I prefer Parmesan and plenty of black pepper for these, but feel free to substitute cheddar, feta, or your favorite blue cheese. Instead of scallions you can use chives or olives. This recipe is merely a guideline to making perfect cheese biscuits.
- 2 cups + 2 tablespoons all-purpose flour
- dash cayenne
- 1/4 teaspoon salt
- 1/2 teaspoon black pepper
- 2 teaspoons baking powder (make sure your baking powder is fresh! no more than 6 months old or you may not get a good rise)
- 7 tablespoons butter, cold
- 2 scallions, finely chopped
- 3 oz. grated Parmesan cheese
- 3/4 cup buttermilk
- Kosher, Maldon, or Black salt for topping (optional; not table/iodized salt)
1 Preheat the oven to 425°F. In a large bowl whisk together the flour, cayenne, black pepper, baking powder, and salt. Set aside.
2 Dice the butter into small pieces. If they get too warm then place them in a bowl and put it in the freezer for about 10 minutes before continuing. Toss the diced butter with the flour mixture until well coated. (Again, if into tossing the butter gets hot in your hands place the whole mixture in the freezer for a few minutes.) Add the scallions and cheese and toss until well coated.

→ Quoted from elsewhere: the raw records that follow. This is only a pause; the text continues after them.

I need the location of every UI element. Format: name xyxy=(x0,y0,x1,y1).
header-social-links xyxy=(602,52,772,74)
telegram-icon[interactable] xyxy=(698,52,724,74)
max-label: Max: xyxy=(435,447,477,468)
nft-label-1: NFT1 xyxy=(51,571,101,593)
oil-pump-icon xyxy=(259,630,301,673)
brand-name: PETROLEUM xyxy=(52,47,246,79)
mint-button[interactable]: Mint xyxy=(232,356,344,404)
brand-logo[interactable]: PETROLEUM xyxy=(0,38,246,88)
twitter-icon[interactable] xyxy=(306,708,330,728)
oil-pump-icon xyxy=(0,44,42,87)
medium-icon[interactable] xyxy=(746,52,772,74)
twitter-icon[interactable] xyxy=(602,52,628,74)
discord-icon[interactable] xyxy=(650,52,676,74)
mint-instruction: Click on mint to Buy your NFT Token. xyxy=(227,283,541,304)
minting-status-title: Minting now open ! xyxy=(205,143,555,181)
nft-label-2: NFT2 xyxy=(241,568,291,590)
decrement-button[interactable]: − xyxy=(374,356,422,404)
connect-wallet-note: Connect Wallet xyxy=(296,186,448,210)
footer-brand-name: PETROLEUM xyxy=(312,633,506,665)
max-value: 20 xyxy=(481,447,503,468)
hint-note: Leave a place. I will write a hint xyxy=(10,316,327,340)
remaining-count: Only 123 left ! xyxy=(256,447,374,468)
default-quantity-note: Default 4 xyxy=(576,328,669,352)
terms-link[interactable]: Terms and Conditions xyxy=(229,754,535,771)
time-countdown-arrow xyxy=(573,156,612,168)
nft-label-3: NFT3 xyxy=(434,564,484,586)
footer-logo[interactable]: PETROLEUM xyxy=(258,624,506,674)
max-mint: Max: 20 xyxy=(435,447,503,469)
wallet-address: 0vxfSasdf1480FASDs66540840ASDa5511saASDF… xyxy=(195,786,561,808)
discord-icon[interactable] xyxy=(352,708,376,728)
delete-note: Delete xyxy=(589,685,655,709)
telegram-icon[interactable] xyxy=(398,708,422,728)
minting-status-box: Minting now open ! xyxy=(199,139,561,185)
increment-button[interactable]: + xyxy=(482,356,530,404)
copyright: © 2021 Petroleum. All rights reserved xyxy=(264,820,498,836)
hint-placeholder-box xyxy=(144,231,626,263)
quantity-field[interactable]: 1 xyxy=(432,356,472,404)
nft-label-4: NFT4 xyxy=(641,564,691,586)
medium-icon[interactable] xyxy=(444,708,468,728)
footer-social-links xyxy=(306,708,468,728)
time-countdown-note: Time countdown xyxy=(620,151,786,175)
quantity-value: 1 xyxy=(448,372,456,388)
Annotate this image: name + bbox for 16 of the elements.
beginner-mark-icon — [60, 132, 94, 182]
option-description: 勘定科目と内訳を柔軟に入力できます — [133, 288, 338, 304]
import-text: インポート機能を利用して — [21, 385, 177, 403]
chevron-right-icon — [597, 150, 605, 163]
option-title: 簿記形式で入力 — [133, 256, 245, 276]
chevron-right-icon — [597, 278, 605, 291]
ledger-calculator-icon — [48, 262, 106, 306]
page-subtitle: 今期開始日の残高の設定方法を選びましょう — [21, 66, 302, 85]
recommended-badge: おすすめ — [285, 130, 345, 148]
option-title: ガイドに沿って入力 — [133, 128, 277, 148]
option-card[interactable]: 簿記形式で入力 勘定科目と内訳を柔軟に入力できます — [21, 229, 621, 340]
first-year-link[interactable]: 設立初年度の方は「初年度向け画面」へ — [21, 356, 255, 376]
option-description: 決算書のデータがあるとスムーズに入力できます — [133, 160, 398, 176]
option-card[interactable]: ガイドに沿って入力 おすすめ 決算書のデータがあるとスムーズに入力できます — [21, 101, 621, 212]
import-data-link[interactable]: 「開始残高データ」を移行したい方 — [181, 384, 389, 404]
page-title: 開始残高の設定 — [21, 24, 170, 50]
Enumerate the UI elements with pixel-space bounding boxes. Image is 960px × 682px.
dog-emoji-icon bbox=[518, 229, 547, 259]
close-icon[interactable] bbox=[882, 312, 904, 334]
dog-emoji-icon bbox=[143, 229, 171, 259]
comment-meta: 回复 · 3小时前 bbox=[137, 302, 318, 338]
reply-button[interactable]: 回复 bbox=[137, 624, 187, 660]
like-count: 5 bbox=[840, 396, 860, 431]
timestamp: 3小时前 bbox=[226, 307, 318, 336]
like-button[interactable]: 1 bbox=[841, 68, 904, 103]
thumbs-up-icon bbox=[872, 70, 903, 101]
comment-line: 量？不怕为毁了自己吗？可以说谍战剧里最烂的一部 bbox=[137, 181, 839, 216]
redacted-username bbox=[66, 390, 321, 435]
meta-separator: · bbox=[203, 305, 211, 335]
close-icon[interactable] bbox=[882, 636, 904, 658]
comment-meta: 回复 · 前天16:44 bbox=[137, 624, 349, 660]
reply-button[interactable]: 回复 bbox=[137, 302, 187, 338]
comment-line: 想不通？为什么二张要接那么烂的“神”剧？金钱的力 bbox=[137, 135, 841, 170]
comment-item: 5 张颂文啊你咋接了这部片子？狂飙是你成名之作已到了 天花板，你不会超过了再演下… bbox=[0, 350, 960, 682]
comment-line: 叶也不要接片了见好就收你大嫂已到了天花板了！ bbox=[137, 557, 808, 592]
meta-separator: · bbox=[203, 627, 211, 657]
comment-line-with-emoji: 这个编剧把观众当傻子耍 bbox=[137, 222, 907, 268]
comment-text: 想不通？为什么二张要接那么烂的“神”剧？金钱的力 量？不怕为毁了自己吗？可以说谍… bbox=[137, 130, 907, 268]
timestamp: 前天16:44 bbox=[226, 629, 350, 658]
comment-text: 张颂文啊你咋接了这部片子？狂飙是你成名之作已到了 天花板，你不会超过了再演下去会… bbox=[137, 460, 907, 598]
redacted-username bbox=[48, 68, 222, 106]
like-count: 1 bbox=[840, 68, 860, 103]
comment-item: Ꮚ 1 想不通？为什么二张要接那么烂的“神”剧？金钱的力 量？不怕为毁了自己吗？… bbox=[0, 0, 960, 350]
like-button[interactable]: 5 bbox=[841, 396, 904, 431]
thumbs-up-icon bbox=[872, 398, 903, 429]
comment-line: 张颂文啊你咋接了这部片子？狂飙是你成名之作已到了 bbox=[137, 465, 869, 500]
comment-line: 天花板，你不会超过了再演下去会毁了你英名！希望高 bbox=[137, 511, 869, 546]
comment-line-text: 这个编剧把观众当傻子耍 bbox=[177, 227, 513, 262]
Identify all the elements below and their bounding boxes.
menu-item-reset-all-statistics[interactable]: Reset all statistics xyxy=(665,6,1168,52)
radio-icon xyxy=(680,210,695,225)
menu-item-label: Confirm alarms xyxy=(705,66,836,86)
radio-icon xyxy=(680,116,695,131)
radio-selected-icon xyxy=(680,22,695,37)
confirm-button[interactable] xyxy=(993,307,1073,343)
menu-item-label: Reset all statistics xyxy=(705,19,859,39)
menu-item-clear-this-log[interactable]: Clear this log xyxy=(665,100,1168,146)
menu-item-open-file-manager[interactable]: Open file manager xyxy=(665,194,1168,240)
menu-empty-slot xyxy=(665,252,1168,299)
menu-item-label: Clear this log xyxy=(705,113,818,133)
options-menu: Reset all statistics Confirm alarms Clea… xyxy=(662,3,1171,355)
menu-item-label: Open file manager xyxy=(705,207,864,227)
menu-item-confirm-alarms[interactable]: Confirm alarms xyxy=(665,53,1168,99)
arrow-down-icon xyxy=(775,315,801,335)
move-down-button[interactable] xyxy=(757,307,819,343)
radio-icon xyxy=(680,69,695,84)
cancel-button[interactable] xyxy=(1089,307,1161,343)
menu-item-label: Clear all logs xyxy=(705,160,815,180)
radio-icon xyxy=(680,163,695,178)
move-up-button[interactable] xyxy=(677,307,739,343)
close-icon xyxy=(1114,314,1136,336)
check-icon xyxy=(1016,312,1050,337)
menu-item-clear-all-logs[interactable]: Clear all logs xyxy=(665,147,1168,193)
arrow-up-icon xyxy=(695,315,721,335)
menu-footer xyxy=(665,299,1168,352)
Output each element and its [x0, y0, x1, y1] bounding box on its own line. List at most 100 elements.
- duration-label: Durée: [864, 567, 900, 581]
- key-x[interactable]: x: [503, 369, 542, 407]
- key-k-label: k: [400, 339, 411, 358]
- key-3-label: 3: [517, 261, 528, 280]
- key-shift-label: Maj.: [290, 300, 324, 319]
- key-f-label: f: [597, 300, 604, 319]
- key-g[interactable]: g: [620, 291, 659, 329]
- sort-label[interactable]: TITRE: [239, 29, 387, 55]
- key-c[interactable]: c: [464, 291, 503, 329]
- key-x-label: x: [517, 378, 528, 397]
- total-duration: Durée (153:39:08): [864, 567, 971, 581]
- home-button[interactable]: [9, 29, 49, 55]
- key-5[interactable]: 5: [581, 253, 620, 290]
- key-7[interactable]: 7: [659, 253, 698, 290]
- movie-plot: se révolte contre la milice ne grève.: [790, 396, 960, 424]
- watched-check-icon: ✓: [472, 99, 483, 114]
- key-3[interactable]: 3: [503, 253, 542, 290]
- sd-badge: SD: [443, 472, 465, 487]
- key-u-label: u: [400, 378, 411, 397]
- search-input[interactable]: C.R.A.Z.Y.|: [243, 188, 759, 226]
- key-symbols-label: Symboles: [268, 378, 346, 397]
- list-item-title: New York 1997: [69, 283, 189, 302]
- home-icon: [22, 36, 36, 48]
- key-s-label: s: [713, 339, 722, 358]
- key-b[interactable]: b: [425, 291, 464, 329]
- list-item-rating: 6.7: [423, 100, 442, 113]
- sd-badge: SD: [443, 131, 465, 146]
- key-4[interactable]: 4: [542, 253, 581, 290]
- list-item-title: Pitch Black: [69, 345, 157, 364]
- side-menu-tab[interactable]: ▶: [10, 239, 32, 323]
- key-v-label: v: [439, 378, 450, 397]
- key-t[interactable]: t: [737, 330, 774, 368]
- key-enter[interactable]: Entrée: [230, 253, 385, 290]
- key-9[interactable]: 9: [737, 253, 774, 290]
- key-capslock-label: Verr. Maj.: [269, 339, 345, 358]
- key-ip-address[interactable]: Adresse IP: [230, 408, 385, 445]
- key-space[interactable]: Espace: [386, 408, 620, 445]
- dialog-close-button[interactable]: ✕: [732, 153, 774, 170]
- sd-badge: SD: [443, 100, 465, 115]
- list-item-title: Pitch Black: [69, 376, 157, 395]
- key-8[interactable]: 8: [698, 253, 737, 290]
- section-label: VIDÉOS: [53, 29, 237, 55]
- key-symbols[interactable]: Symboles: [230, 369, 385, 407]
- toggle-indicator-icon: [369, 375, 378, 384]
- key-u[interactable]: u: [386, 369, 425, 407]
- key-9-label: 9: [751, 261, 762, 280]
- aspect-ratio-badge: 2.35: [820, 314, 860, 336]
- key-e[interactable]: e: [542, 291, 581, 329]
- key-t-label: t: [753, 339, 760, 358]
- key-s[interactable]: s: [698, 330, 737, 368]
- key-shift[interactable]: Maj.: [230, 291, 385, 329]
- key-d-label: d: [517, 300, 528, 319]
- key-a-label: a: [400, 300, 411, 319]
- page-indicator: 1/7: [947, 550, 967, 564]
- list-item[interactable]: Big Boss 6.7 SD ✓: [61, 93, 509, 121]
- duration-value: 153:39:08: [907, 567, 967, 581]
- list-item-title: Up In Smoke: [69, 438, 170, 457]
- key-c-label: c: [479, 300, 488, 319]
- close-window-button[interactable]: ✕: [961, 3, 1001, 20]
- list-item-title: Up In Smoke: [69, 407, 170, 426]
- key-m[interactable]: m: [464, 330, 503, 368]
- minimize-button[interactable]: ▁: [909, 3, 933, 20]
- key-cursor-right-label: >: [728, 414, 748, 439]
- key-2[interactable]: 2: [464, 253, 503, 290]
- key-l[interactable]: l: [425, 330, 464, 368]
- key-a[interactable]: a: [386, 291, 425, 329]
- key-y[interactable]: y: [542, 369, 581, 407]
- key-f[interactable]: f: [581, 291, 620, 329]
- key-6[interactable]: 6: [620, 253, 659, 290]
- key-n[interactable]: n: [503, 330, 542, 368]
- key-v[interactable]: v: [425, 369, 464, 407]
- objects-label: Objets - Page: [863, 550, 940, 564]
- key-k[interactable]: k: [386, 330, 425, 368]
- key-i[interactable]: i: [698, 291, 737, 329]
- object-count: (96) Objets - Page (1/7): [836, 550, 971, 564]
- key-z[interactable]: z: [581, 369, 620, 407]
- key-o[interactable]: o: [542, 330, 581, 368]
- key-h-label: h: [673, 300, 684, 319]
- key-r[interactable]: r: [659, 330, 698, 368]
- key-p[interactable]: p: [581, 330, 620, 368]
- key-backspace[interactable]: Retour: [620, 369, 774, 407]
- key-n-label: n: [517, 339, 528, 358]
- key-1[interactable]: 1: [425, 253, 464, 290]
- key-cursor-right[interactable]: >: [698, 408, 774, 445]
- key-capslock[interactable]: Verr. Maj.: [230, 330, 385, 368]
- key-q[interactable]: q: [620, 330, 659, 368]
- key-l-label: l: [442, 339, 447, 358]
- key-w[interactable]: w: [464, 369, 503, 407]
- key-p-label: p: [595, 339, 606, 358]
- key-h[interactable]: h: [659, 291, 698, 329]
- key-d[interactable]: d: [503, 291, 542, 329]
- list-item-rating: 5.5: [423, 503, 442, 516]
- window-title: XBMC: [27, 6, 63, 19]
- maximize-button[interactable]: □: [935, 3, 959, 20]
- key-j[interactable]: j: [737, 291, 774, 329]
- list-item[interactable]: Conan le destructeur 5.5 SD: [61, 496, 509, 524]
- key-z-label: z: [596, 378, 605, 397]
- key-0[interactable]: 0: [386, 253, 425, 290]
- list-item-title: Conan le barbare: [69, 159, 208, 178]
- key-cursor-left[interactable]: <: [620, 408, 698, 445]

3 Add the buttermilk and mix with your hands until it just comes together. You may find you need an extra dribble of buttermilk, if so then go right ahead but do so judiciously. Do not over-knead.
4 Roll the dough out onto a lightly floured surface. Knead once or twice; no more. Form into an 8x8-inch square and cut into 2x2-inch squares and top with a bit of high-quality salt if using. Bake for 12-16 minutes or until golden.